Mais une distance qui ne
sera pas suspecte, qui ne sera pas celle de l’introspection. On ne s’examinera
pas avec celle de l’introspection. On ne s’examinera pas avec une paire de
jumelles, simplement on décodera. Dans l’état habituel on est collé ; on ne va
pas parler d’adhésion mais d’adhérence, au sens chirurgical du terme, « collé
». Nous avons nos attributs, nos déterminations parmi lesquelles nos préjugés
et nous y sommes collés. Nous sommes comme des légumes qui attachent au fond
d’une casserole : il faut absolument libérer les malheureux légumes ou le
malheureux fond de la casserole. Petite mesure d’hygiène ! Normalement si on
fait cela, on doit être payé en gain de vie, on doit sentir rapidement qu’on
est vivant. Mais on risque d’être atterré en se rendant compte qu’on était mort
depuis trente ans !
Il y a une petite chance
pour que l’enfance revienne, que la vie frémisse à nouveau en nous. A partir de
là on est digne du nom d’être humain. C’est déjà très bien, c’est l’essentiel.

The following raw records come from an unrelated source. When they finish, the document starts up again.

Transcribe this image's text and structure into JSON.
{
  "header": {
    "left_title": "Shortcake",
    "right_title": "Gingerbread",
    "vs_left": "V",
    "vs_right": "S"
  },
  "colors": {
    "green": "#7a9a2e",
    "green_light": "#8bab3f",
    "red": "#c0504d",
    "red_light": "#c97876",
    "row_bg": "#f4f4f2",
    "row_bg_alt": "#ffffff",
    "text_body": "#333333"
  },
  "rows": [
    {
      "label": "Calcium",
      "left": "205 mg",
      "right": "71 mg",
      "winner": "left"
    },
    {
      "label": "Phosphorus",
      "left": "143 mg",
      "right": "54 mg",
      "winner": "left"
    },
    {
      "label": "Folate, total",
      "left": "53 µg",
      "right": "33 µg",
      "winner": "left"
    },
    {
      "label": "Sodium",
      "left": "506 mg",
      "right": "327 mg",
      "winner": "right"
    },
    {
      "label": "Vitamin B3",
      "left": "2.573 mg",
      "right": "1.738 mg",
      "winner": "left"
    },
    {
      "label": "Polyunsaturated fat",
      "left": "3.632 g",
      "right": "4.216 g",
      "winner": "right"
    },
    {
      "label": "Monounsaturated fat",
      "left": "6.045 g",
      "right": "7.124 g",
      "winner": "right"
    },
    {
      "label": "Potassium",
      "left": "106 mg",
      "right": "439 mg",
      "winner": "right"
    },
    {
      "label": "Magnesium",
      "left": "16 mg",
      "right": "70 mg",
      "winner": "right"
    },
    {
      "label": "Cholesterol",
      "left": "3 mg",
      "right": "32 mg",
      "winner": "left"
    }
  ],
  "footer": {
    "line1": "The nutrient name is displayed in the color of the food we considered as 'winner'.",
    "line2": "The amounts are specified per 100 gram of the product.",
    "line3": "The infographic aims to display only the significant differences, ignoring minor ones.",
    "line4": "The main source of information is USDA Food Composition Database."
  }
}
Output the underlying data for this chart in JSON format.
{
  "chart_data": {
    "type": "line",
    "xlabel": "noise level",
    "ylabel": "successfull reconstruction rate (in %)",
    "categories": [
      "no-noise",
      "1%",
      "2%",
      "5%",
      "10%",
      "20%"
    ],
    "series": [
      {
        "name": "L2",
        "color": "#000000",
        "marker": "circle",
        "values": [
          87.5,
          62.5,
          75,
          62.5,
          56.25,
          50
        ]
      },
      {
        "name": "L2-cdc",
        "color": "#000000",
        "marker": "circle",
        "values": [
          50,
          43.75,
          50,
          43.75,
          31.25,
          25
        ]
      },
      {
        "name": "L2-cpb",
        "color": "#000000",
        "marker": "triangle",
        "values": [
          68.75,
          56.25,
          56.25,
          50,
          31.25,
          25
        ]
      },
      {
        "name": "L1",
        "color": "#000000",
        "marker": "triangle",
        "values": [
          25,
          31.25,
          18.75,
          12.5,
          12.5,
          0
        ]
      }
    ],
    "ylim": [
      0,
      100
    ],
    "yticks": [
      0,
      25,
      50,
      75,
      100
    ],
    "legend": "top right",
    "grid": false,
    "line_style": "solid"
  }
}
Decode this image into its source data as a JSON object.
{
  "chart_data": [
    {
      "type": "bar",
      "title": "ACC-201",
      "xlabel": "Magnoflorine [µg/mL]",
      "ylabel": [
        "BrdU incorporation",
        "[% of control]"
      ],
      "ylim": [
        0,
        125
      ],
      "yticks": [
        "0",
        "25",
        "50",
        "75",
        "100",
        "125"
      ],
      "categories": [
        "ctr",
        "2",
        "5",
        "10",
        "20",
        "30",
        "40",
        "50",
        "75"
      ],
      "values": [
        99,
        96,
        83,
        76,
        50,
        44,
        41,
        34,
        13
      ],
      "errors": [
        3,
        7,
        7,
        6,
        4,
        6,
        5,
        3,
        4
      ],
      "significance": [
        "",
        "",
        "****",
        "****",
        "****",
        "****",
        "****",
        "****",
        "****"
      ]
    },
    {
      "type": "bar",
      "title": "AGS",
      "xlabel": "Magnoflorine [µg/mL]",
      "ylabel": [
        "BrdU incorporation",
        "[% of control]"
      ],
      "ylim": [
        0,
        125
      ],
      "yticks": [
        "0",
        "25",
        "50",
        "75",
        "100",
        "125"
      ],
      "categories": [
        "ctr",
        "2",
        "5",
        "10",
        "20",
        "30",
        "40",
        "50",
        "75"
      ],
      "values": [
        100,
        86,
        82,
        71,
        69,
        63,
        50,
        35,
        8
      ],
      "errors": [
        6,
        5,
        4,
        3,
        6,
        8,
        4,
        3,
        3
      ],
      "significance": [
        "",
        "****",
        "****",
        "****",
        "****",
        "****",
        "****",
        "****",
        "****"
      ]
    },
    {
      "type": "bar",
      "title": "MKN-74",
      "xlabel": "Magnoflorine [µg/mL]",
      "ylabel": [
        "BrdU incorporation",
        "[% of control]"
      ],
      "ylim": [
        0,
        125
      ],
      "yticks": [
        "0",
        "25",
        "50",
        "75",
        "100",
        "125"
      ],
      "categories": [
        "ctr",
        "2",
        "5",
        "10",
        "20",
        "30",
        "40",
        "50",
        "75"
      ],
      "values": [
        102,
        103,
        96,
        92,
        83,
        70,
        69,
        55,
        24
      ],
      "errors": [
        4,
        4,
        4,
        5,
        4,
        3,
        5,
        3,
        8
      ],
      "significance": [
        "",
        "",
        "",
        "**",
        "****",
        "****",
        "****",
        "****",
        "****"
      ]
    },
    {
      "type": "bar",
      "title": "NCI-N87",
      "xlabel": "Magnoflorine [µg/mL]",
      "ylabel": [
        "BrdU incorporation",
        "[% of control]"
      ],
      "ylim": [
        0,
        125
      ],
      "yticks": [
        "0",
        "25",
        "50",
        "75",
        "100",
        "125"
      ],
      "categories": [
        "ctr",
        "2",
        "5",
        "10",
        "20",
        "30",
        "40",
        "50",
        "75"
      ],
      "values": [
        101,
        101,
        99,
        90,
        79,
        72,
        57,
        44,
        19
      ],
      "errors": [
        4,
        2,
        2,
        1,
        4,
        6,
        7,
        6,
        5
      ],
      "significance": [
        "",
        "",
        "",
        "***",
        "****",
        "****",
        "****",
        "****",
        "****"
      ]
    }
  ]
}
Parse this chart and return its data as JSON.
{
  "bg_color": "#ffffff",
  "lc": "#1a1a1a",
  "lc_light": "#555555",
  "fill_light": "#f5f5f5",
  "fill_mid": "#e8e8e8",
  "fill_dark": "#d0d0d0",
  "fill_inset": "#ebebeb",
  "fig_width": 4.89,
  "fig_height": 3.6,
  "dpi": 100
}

Et si par la suite, on a envie de creuser cette intériorité qui a été remise en
place, creuser ce mystère dont le sens a émergé à nouveau, eh bien, on ira
joyeusement ! Pas parce que untel l’a dit mais parce que c’est l’appel de la
vie. Parce que c’est passionnant et amusant. A partir de là on pourra
éventuellement essayer d’accomplir certains actes spécifiques, on pourra essayer
de s’éveiller, de se taper sur l’épaule pour tout d’un coup se redresser en
soi-même, les yeux grands ouverts alors qu’on croyait être en train de veiller…
Ce qu’il est important de
dire c’est que, dans le fond, l’Eveil c’est gai, ce n’est pas triste, c’est
vivant. Et c’est désobéissant, ce n’est pas bien-pensant du tout.
C’est une bonne nouvelle !
Mais attention, il est des
désobéissances convenues ; il faut beaucoup s’en méfier ! En fait, ce n’est ni
bien ni mal pensant. Je ne veux pas dire que ce n’est pas pensant du tout, mais
c’est un cri de vie qui fout en l’air, balance en l’air toutes sortes d’idoles
lamentables. L’Eveil, d’une certaine façon, est une extraordinaire entreprise
de déboulonnage des idoles qu’on a plantées en soi. Mais ceci se fait dans la
liesse, la joie et non pas dans la tristesse et la componction.